I think Pawter's drug problem has been alluded to on occasion, and I'm sure the writers haven't forgotten it.
That feels more like TNG to me; everything neatly compressed within one episode (or at best, a two-parter) and then never mentioned again, or at best paid lip service (like the inane "warp speed restriction").
Or like both of the episodes about the people from Three's past? For that matter, where has Wil Wheaton been since his one episode? This show's had its share of one-and-dones, though it does follow up on them eventually.
Dutch shows affection towards her team and friends, whereas Two is far less expressive in those matters (quite possibly a result of male writers deciding they are better off leaving things more to the imagination, offscreen, rather than risk writing dialogue that may not be their forte). But Two is consistently shown as taking great care for her crew, making sure no-one is left behind and that everybody has a task. She's also surprisingly forgiving. In many ways, she really is the heart of the crew and show, even more so than Five or Six.
That's a fair analysis, intellectually speaking. As far as the conception of the character goes, I wouldn't argue. But in terms of my emotional reaction to the actresses' performances, I just feel John-Kamen's performance is more passionate and expressive overall, and I like that.
Dutch is great to her friends, but from the very casual way she tends to shoot her way through warrants, I feel she is often cold towards the subject of warrants. In that sense, the Killjoys often act just as much as mercenaries as the Raza crew does. Arguably even more, since the Raza gang turned on their employers in the pilot episode(s) and they seem to debate more often among themselvers "should we even do this thing?".
Except that Dutch made it clear in the very first episode that she would not take kill warrants, that she could kill in self-defense if she had to but refused to be an assassin ever again. She's very like the
Raza crew in that she's trying to get away from her criminal past, though she tends to get drawn back in despite herself.
As was mentioned by Christopher on the other thread, FTL communication is not known within the Quad (except to Khlyen).
On the other hand, the "green goo" thing goes far beyond even the bioengineering behind Two.

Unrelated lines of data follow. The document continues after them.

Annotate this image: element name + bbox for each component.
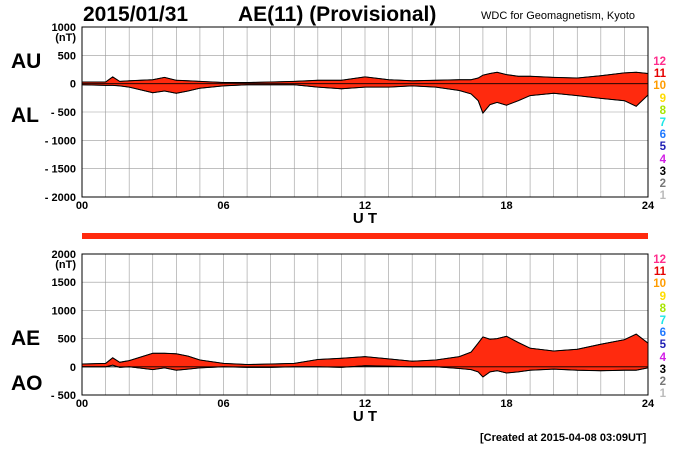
- series-line-ao: [82, 364, 649, 378]
- y-unit-label: (nT): [55, 32, 76, 44]
- station-key-11: 11: [653, 266, 666, 279]
- station-key-8: 8: [659, 104, 666, 117]
- series-line-al: [81, 84, 649, 115]
- al-label: AL: [11, 104, 39, 127]
- x-tick-label: 12: [359, 398, 371, 410]
- station-key-5: 5: [659, 141, 666, 154]
- station-key-5: 5: [659, 339, 666, 352]
- station-key-top: 12 11 10 9 8 7 6 5 4 3 2 1: [640, 56, 666, 202]
- data-source: WDC for Geomagnetism, Kyoto: [481, 10, 636, 22]
- x-tick-label: 00: [76, 200, 88, 212]
- y-tick-label: 2000: [52, 249, 76, 261]
- station-key-7: 7: [659, 315, 666, 327]
- ae-label: AE: [11, 327, 41, 350]
- station-key-7: 7: [659, 117, 666, 129]
- station-key-12: 12: [653, 56, 666, 68]
- station-key-11: 11: [653, 68, 666, 81]
- au-label: AU: [11, 50, 42, 73]
- x-axis-label: U T: [353, 408, 377, 425]
- x-tick-label: 12: [359, 200, 371, 212]
- x-tick-label: 24: [642, 200, 655, 212]
- plot-date: 2015/01/31: [83, 3, 189, 26]
- station-key-1: 1: [659, 190, 666, 203]
- x-tick-label: 00: [76, 398, 88, 410]
- y-unit-label: (nT): [55, 259, 76, 271]
- x-tick-label: 24: [642, 398, 655, 410]
- x-axis-label: U T: [353, 210, 377, 227]
- station-key-bottom: 12 11 10 9 8 7 6 5 4 3 2 1: [640, 254, 666, 400]
- x-tick-label: 18: [500, 398, 512, 410]
- y-tick-label: - 1000: [45, 135, 76, 147]
- station-key-10: 10: [653, 278, 666, 291]
- series-line-ae: [81, 333, 649, 366]
- ao-label: AO: [11, 372, 43, 395]
- plot-frame: [81, 253, 649, 396]
- station-key-3: 3: [659, 363, 666, 376]
- y-tick-label: - 500: [51, 390, 76, 402]
- station-key-3: 3: [659, 165, 666, 178]
- station-key-2: 2: [659, 178, 666, 190]
- y-tick-label: 1500: [52, 277, 76, 289]
- station-key-1: 1: [659, 388, 666, 401]
- plot-title: AE(11) (Provisional): [238, 3, 437, 26]
- y-tick-label: 1000: [52, 305, 76, 317]
- station-key-9: 9: [659, 92, 666, 105]
- station-key-9: 9: [659, 290, 666, 303]
- plot-frame: [81, 26, 649, 198]
- y-tick-label: - 500: [51, 107, 76, 119]
- station-key-4: 4: [659, 351, 666, 364]
- y-tick-label: - 2000: [45, 192, 76, 204]
- y-tick-label: 1000: [52, 22, 76, 34]
- station-key-6: 6: [659, 327, 666, 340]
- y-tick-label: 500: [58, 50, 76, 62]
- series-line-au: [82, 71, 649, 83]
- station-key-2: 2: [659, 376, 666, 388]
- x-tick-label: 06: [217, 200, 229, 212]
- y-tick-label: 0: [70, 79, 76, 91]
- station-key-12: 12: [653, 254, 666, 266]
- separator-bar: [82, 233, 648, 239]
- x-tick-label: 18: [500, 200, 512, 212]
- station-key-10: 10: [653, 80, 666, 93]
- station-key-6: 6: [659, 129, 666, 142]
- created-timestamp: [Created at 2015-04-08 03:09UT]: [480, 432, 647, 444]
- station-key-8: 8: [659, 302, 666, 315]
- station-key-4: 4: [659, 153, 666, 166]
- x-tick-label: 06: [217, 398, 229, 410]
- y-tick-label: 0: [70, 362, 76, 374]
- y-tick-label: 500: [58, 334, 76, 346]
- y-tick-label: - 1500: [45, 164, 76, 176]
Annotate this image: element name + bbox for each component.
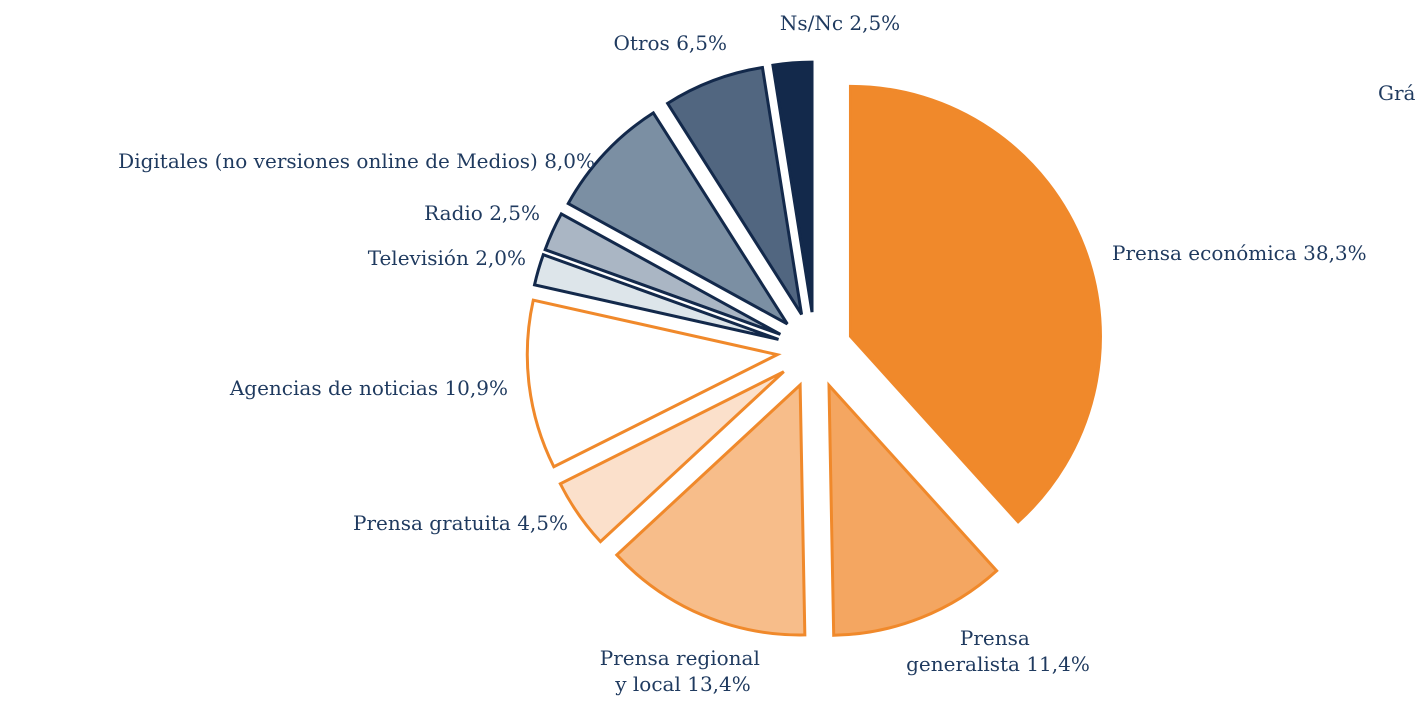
slice-label: Prensa regional y local 13,4%	[600, 646, 766, 696]
pie-slice	[525, 298, 782, 469]
pie-slice	[566, 110, 789, 326]
slice-category: Digitales (no versiones online de Medios…	[118, 149, 538, 173]
pie-slice	[614, 381, 807, 637]
slice-value-label: 13,4%	[687, 672, 751, 696]
pie-slice	[827, 381, 999, 637]
pie-slice	[558, 370, 785, 544]
chart-title: Grá	[1378, 81, 1416, 105]
slice-label: Ns/Nc 2,5%	[780, 11, 900, 35]
pie-slice	[532, 252, 780, 341]
slice-category: Agencias de noticias	[229, 376, 438, 400]
slice-label: Radio 2,5%	[424, 201, 540, 225]
slice-value-label: 4,5%	[517, 511, 568, 535]
slice-value-label: 2,0%	[475, 246, 526, 270]
pie-slice	[543, 211, 782, 336]
slice-value-label: 2,5%	[849, 11, 900, 35]
slice-category: Televisión	[368, 246, 469, 270]
slice-category: Prensa económica	[1112, 241, 1297, 265]
slice-label: Agencias de noticias 10,9%	[229, 376, 508, 400]
slice-value-label: 8,0%	[544, 149, 595, 173]
slice-category: Prensa gratuita	[353, 511, 511, 535]
pie-slice	[665, 65, 804, 316]
slice-category: Otros	[614, 31, 670, 55]
slice-value-label: 2,5%	[489, 201, 540, 225]
slice-value-label: 6,5%	[676, 31, 727, 55]
slice-value-label: 11,4%	[1026, 652, 1090, 676]
pie-slice	[848, 84, 1102, 524]
slice-label: Digitales (no versiones online de Medios…	[118, 149, 595, 173]
pie-slice	[771, 60, 814, 313]
slice-value-label: 38,3%	[1303, 241, 1367, 265]
slice-label: Televisión 2,0%	[368, 246, 526, 270]
slice-label: Prensa económica 38,3%	[1112, 241, 1367, 265]
slice-label: Prensa generalista 11,4%	[906, 626, 1090, 676]
slice-value-label: 10,9%	[444, 376, 508, 400]
slice-label: Otros 6,5%	[614, 31, 727, 55]
slice-category: Radio	[424, 201, 483, 225]
slice-category: Prensa generalista	[906, 626, 1036, 676]
slice-category: Ns/Nc	[780, 11, 843, 35]
slice-label: Prensa gratuita 4,5%	[353, 511, 568, 535]
slice-category: Prensa regional y local	[600, 646, 766, 696]
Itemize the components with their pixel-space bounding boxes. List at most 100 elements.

Well, it's always been clear that
Killjoys is much farther in the future than
Dark Matter. DM is clearly set in our galaxy. Darren Cross was from Earth itself, and a lot of the locations mentioned are familiar star names. (Indeed, there was a recent episode where the constellation of Orion was clearly visible behind the
Raza as it came out of FTL -- which made no sense, because they were said to be in a remote sector, and Orion would only look that way from within or near the Sol system.) And the characters are familiar with things from Earth popular culture, like
Star Wars and
Charlotte's Web. But
Killjoys is set in a distant galaxy, the civilization has its own distinct religion and culture and food and drink, and according to the Scarbacks' litany, they came to the Quad "from a home we've forgotten," suggesting they're so far in the future that they don't even remember Earth. So while I was always open to the idea that they were in a shared universe, I felt they had to be in very different eras within that universe.
But the revelation that FTL communication is unknown/new in the KJ universe seems to suggest that it has to be separate from the DM universe, where FTL comms are used routinely. Though there is a possibility that the tech was lost in some civilizational collapse, I suppose. Still, it suggests that the producers of the respective shows don't have any plans to cross over or coordinate their universes.